Aged care providers have been sold off heavily in recent months following a government review of its Aged Care Funding Instrument ("ACFI"; a government subsidy) as well as Estia Health Ltd's (ASX: EHE) recently publicised earnings downgrade.
Given the long-term tailwinds of the industry, as well as the attractive funding made available through the Refundable Accommodation Deposit (RAD) system, aged care providers should be sitting pretty. Unfortunately they're not, due to high levels of debt, aggressive use of RADs to fund highly priced acquisitions, and vulnerability to government pressure on fees.
Estia Health in particular looks like trouble, and I would encourage investors to steer clear of this one entirely. The recent departure of its managerial team combined with high debt and the recent earnings downgrade should be considered strong warning signs. New management is moving in the right direction, but there could easily be 'more cockroaches in the kitchen'. In Estia's favour, it claims a lower error rate on its ACFI documentation of 1 in 14, below the industry average (more on this below). I could not find a recent instance of Japara or Regis reporting these figures.
Japara Healthcare Ltd (ASX: JHC) is my preference, thanks to its mixed status as both an aged care facility and retirement village operator. It also carries significantly less debt than Estia and appears to have been less aggressively run, with some of its acquisitions carrying a lower cost per bed than those made by similar businesses. Japara appears cheaper, while unlike Regis and Estia it also has a positive Net Tangible Asset (NTA) value of ~25 cents per share.
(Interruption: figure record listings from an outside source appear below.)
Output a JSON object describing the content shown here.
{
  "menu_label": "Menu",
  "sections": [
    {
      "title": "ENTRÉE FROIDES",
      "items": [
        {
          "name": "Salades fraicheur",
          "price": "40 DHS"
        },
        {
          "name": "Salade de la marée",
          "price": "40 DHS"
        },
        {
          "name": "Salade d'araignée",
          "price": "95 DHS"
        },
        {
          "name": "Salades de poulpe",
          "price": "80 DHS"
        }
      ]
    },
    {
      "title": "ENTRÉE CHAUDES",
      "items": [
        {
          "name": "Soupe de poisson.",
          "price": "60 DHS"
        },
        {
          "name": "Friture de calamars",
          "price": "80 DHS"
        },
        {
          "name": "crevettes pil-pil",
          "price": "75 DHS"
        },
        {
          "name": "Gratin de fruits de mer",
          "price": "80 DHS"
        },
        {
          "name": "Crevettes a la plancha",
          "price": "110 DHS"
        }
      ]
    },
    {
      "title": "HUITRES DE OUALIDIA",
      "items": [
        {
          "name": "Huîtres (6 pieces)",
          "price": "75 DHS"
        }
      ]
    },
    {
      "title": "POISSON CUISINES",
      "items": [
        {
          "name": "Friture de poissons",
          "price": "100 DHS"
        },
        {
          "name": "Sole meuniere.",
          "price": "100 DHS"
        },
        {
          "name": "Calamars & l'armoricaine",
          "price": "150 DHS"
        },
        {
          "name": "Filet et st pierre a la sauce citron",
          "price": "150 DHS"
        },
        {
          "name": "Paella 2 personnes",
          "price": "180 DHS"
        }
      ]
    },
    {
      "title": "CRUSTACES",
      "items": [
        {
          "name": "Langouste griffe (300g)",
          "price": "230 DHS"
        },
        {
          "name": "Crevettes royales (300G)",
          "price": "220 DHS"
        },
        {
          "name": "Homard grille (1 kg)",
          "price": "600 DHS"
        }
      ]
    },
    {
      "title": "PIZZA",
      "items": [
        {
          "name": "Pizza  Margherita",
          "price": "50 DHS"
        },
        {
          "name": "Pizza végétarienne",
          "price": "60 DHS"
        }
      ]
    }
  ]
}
In other words, its assets are worth more than its liabilities should the company be liquidated.
Regis Healthcare Ltd (ASX: REG) carries a higher level of debt, and its liabilities are valued at more than its tangible assets. After recent share price reversals in the sector, Regis is now the company with the highest apparent price tag although it also has significantly better operating cash flows than its two competitors (even if we exclude the RAD benefit, which is reported as 'operating' cash flows for some reason). With a higher price and higher leverage, it's less suitable than Japara, but also appears less risky than Estia.
The problem with the aged care sector
I think the sector as a whole has been run too aggressively. Management teams have gone wild with their RAD funding and bought everything that could have a price tag slapped on it. ACFI subsidies also appear to have been abused, with % growth rates in these per resident well above the indexation applied by the Commonwealth. The government has specifically stated that the increase in ACFI fees is well above its budget, and 'cannot be explained by increased frailty of residents'.
The amount of errors in the sector for ACFI documentation is also rising, currently 1 in 7 (~14%) in 2015-2016, up from 1 in 8 (~12%) in the prior year. This is a high error rate – by contrast, approximately 3% of taxpayers were contacted by the ATO regarding errors on their tax return (a similarly complex documentation task) in 2014.
As a result, investors should demand a higher margin of safety in their investment than they're getting at current prices. Japara remains my favourite for reasons listed above, but as a result of the myriad risks facing the sector, I'm not interested in any of the above companies at today's prices.